José Garcês, outro nome de destaque na História da banda desenhada portuguesa (que iniciou a sua actividade em 1946 n’ “O Mosquito”) teve também um lugar de honra no Festival da Amadora. Contudo, a sua exposição versava sobre seus trabalhos mais recentes, utilizando a BD como instrumento de acção pedagógica e de divulgação da História local e municipal, pelo que não deve ser incluída neste lote.
BEDETECA 2003
O grande laboratório de investigação em Portugal (o seu catálogo conta com mais de 20 monografias referentes a grandes nomes e momentos da história da BD portuguesa e internacional), viu reduzida significativamente desde 2002 a sua actividade nesta área, a ponto de podermos referir que no ano de 2003 muito pouco se produziu no âmbito da investigação histórica.
Em primeiro lugar todo o extenso trabalho de investigação realizado pelo comissários João Paulo Cotrim e Paulo Patrício relativos a exposição “Coisas do outro mundo : as bandas desenhadas de Júlio Resende” (que decorreu na Bedeteca entre 23 de Janeiro e 13 de Abril e que já tinha estado patente em 2001 no saudoso Salão do Porto) ficou por publicar.

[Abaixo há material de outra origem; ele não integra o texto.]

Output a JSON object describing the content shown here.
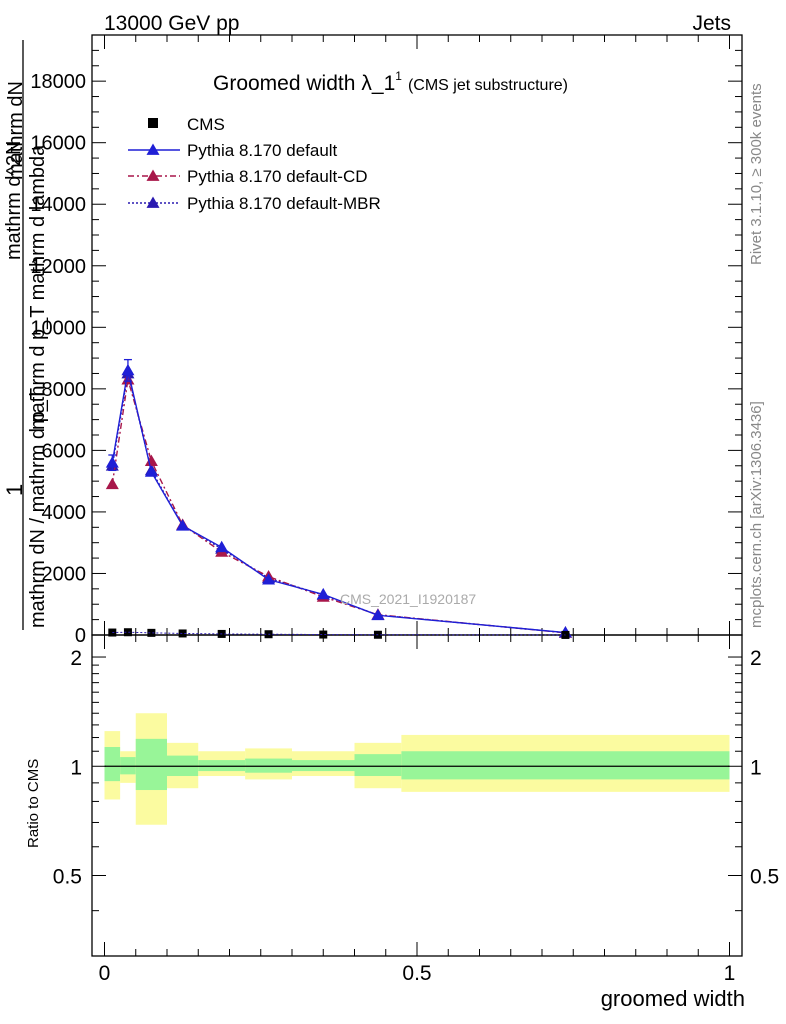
{
  "header": {
    "left": "13000 GeV pp",
    "right": "Jets"
  },
  "title": {
    "main": "Groomed width",
    "lambda": "λ_1",
    "sup": "1",
    "note": "(CMS jet substructure)"
  },
  "side_labels": {
    "rivet": "Rivet 3.1.10, ≥ 300k events",
    "mcplots": "mcplots.cern.ch [arXiv:1306.3436]"
  },
  "watermark": "CMS_2021_I1920187",
  "main_ylabel": {
    "one": "1",
    "lines": [
      "mathrm dN / mathrm d p_T",
      "mathrm d p_T mathrm d lambda",
      "mathrm d^2N",
      "mathrm dN"
    ]
  },
  "ratio_ylabel": "Ratio to CMS",
  "xlabel": "groomed width",
  "chart_data": [
    {
      "type": "line",
      "panel": "main",
      "ylim": [
        0,
        19500
      ],
      "xlim": [
        -0.02,
        1.02
      ],
      "yticks": [
        0,
        2000,
        4000,
        6000,
        8000,
        10000,
        12000,
        14000,
        16000,
        18000
      ],
      "ytick_labels": [
        "0",
        "2000",
        "4000",
        "6000",
        "8000",
        "10000",
        "12000",
        "14000",
        "16000",
        "18000"
      ],
      "legend": [
        "CMS",
        "Pythia 8.170 default",
        "Pythia 8.170 default-CD",
        "Pythia 8.170 default-MBR"
      ],
      "legend_position": "top-left",
      "x": [
        0.0125,
        0.0375,
        0.075,
        0.125,
        0.1875,
        0.2625,
        0.35,
        0.4375,
        0.7375
      ],
      "series": [
        {
          "name": "CMS",
          "color": "#000000",
          "values": [
            80,
            90,
            70,
            50,
            35,
            25,
            15,
            8,
            2
          ]
        },
        {
          "name": "Pythia 8.170 default",
          "color": "#1f1fd6",
          "style": "solid",
          "values": [
            5600,
            8600,
            5300,
            3550,
            2850,
            1800,
            1320,
            640,
            80
          ],
          "errors": [
            250,
            350,
            0,
            0,
            0,
            0,
            0,
            0,
            0
          ]
        },
        {
          "name": "Pythia 8.170 default-CD",
          "color": "#a8174a",
          "style": "dashed",
          "values": [
            4900,
            8300,
            5650,
            3580,
            2700,
            1900,
            1240,
            660,
            70
          ]
        },
        {
          "name": "Pythia 8.170 default-MBR",
          "color": "#2a1ab0",
          "style": "dotted",
          "values": [
            5500,
            8500,
            5350,
            3560,
            2800,
            1850,
            1300,
            650,
            75
          ]
        }
      ]
    },
    {
      "type": "area",
      "panel": "ratio",
      "ylim": [
        0.3,
        2.3
      ],
      "yticks": [
        0.5,
        1,
        2
      ],
      "ytick_labels": [
        "0.5",
        "1",
        "2"
      ],
      "xticks": [
        0,
        0.5,
        1
      ],
      "xtick_labels": [
        "0",
        "0.5",
        "1"
      ],
      "bins": [
        [
          0,
          0.025
        ],
        [
          0.025,
          0.05
        ],
        [
          0.05,
          0.1
        ],
        [
          0.1,
          0.15
        ],
        [
          0.15,
          0.225
        ],
        [
          0.225,
          0.3
        ],
        [
          0.3,
          0.4
        ],
        [
          0.4,
          0.475
        ],
        [
          0.475,
          1
        ]
      ],
      "inner_band": [
        [
          0.91,
          1.13
        ],
        [
          0.95,
          1.06
        ],
        [
          0.86,
          1.19
        ],
        [
          0.94,
          1.07
        ],
        [
          0.97,
          1.04
        ],
        [
          0.96,
          1.05
        ],
        [
          0.97,
          1.04
        ],
        [
          0.94,
          1.08
        ],
        [
          0.92,
          1.1
        ]
      ],
      "outer_band": [
        [
          0.81,
          1.25
        ],
        [
          0.9,
          1.1
        ],
        [
          0.69,
          1.4
        ],
        [
          0.87,
          1.16
        ],
        [
          0.94,
          1.1
        ],
        [
          0.92,
          1.12
        ],
        [
          0.94,
          1.1
        ],
        [
          0.87,
          1.16
        ],
        [
          0.85,
          1.22
        ]
      ],
      "inner_color": "#98f598",
      "outer_color": "#fbfba0",
      "reference": 1
    }
  ]
}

Por outro lado, o Salão Lisboa, que teve como país convidado a Alemanha e como tema “As fronteiras” acolheu sobretudo exposições de autores contemporâneos. As duas exposições (também integradas no Salão) que decorreram nas instalações da Bedeteca “A navalha de pitanga” e “Check in” são exposições de âmbito contemporâneo (embora a Pitanga tenha sido publicado pela primeira vez em 1985 com La chavalita ), pelo que não vale a pena aqui desenvolver.

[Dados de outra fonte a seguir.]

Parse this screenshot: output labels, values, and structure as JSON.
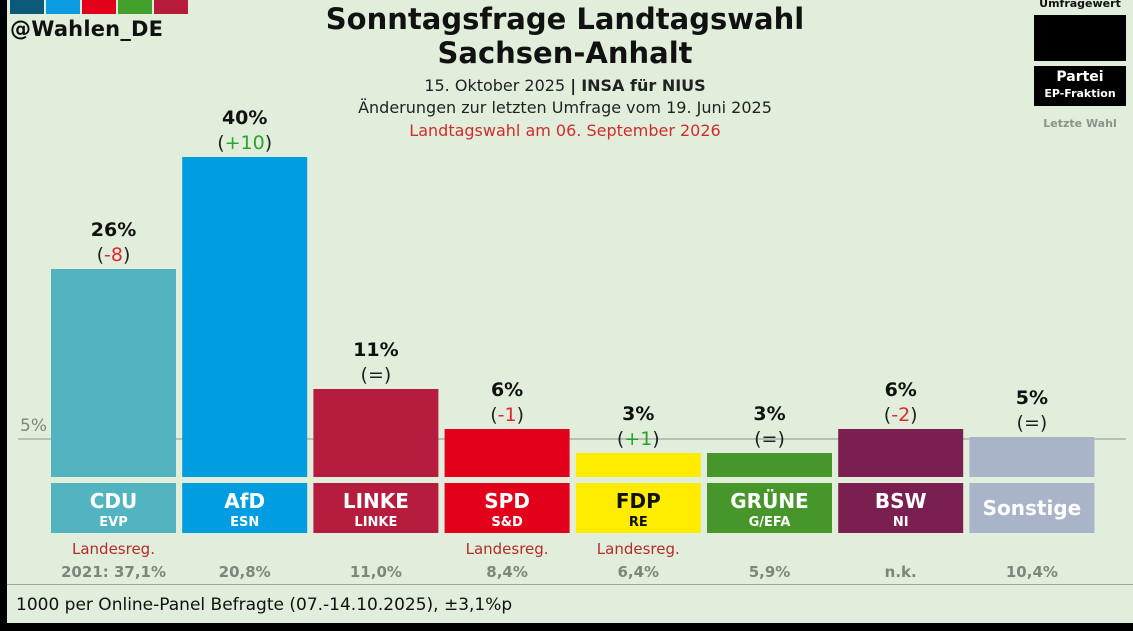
{
  "branding": {
    "handle": "@Wahlen_DE",
    "logo_colors": [
      "#0c5a7a",
      "#0a9be0",
      "#e3001b",
      "#43a02b",
      "#b81c3d"
    ]
  },
  "header": {
    "title_line1": "Sonntagsfrage Landtagswahl",
    "title_line2": "Sachsen-Anhalt",
    "date": "15. Oktober 2025",
    "separator": "|",
    "institute": "INSA für NIUS",
    "changes_note": "Änderungen zur letzten Umfrage vom 19. Juni 2025",
    "election_date": "Landtagswahl am 06. September 2026"
  },
  "legend": {
    "value_label": "Umfragewert",
    "party_label": "Partei",
    "fraction_label": "EP-Fraktion",
    "last_election_label": "Letzte Wahl"
  },
  "chart_data": {
    "type": "bar",
    "title": "Sonntagsfrage Landtagswahl Sachsen-Anhalt",
    "xlabel": "",
    "ylabel": "",
    "ylim": [
      0,
      40
    ],
    "threshold": {
      "value": 5,
      "label": "5%"
    },
    "categories": [
      "CDU",
      "AfD",
      "LINKE",
      "SPD",
      "FDP",
      "GRÜNE",
      "BSW",
      "Sonstige"
    ],
    "values": [
      26,
      40,
      11,
      6,
      3,
      3,
      6,
      5
    ],
    "value_labels": [
      "26%",
      "40%",
      "11%",
      "6%",
      "3%",
      "3%",
      "6%",
      "5%"
    ],
    "changes": [
      "-8",
      "+10",
      "=",
      "-1",
      "+1",
      "=",
      "-2",
      "="
    ],
    "ep_fractions": [
      "EVP",
      "ESN",
      "LINKE",
      "S&D",
      "RE",
      "G/EFA",
      "NI",
      ""
    ],
    "government": [
      true,
      false,
      false,
      true,
      true,
      false,
      false,
      false
    ],
    "government_label": "Landesreg.",
    "last_election": [
      "2021: 37,1%",
      "20,8%",
      "11,0%",
      "8,4%",
      "6,4%",
      "5,9%",
      "n.k.",
      "10,4%"
    ],
    "colors": [
      "#52b3c1",
      "#009ee0",
      "#b51c3d",
      "#e3001b",
      "#ffed00",
      "#46962b",
      "#7a1f4f",
      "#a9b4c8"
    ],
    "label_text_colors": [
      "#ffffff",
      "#ffffff",
      "#ffffff",
      "#ffffff",
      "#111111",
      "#ffffff",
      "#ffffff",
      "#ffffff"
    ],
    "change_colors": {
      "up": "#2aa42a",
      "down": "#e0282d",
      "same": "#222222"
    },
    "grid": false
  },
  "footer": {
    "note": "1000 per Online-Panel Befragte (07.-14.10.2025), ±3,1%p"
  }
}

De qualquer modo temos pelo menos o catálogo do Salão com:
Um bom artigo (pequeno mas com muita informação) da autoria de Pedro Cleto sobre a guerra na banda desenhada (“Conflitos em banda desenhada : breve abordagem”, págs. 9 – 15) e sobre a forma de como o tema foi visto e retractado ao longo do tempo. É um texto a ter em atenção que surpreende o leitor por incluir muito mais do que se esperava uma vez que não se limitou à guerra tradicional (ou convencional registada no século XX), indo buscar também exemplos de conflitos ligados ao western, à ficção científica à BD histórica, à BD reportagem e biográfica.
Também Igor Prassel no seu artigo sobre a banda desenhada eslovena, dedica as primeiras páginas à história da banda desenhada no seu país (págs. 121 – 135), pelo que nos merece também uma especial atenção, sobretudo ao saber que as primeiras BDs nascidas na imprensa eslovena no início do século (então sob o domínio do império austro-húngaro) se chamavam “anedotas em movimento”.

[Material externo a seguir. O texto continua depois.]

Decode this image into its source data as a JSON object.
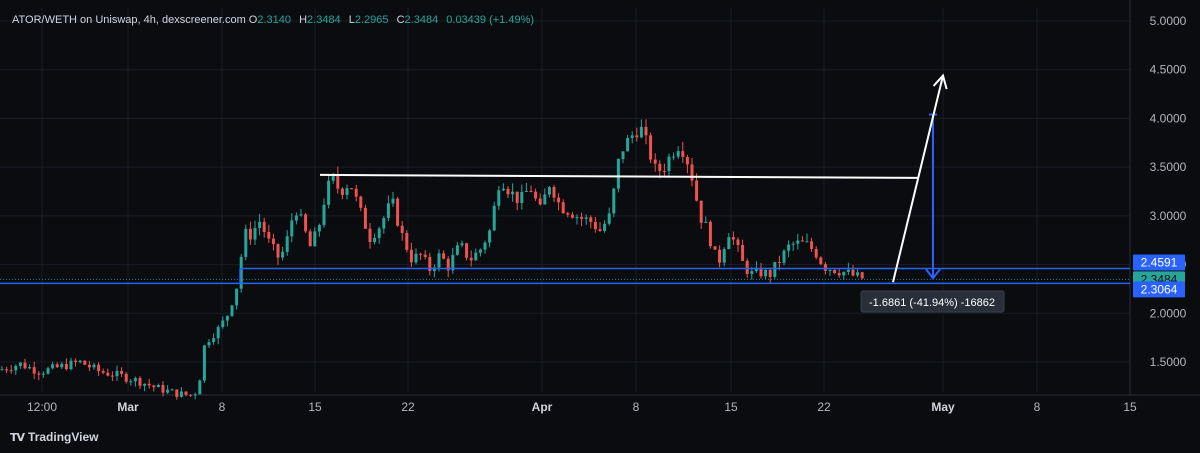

Mais de dissertação do que investigação histórica temos um texto muito interessante e com algum humor não intencional (eu , pelo menos, diverti-me quando soube que Hitler e Goebbels gostavam de ver desenhos animados) de Christian Gasser, que procura explicar através de um enquadramento histórico as razões pelas quais não existe uma cultura alemã de banda desenhada, como existe em França, na Bélgica, na Espanha ou na Itália.
NA INICIATIVA PRIVADA
Fora do contexto institucional público da Bedeteca e da Câmara da Amadora temos de ter em atenção pelo menos uma iniciativa editorial em 2003 no âmbito da investigação histórica. Trata-se de “As aventuras de Hergé” de Fromental, Boucquet e Stanislas publicadas pela Mais BD, em que Hergé (autor e criador de Tintin) se torna uma personagem de banda desenhada. A inclusão desta obra deve-se ao facto de a narrativa ter sido apoiada e fundamentada numa investigação documental rigorosa. Trata-se de investigação histórica (com humor e fantasia) divulgada em banda desenhada.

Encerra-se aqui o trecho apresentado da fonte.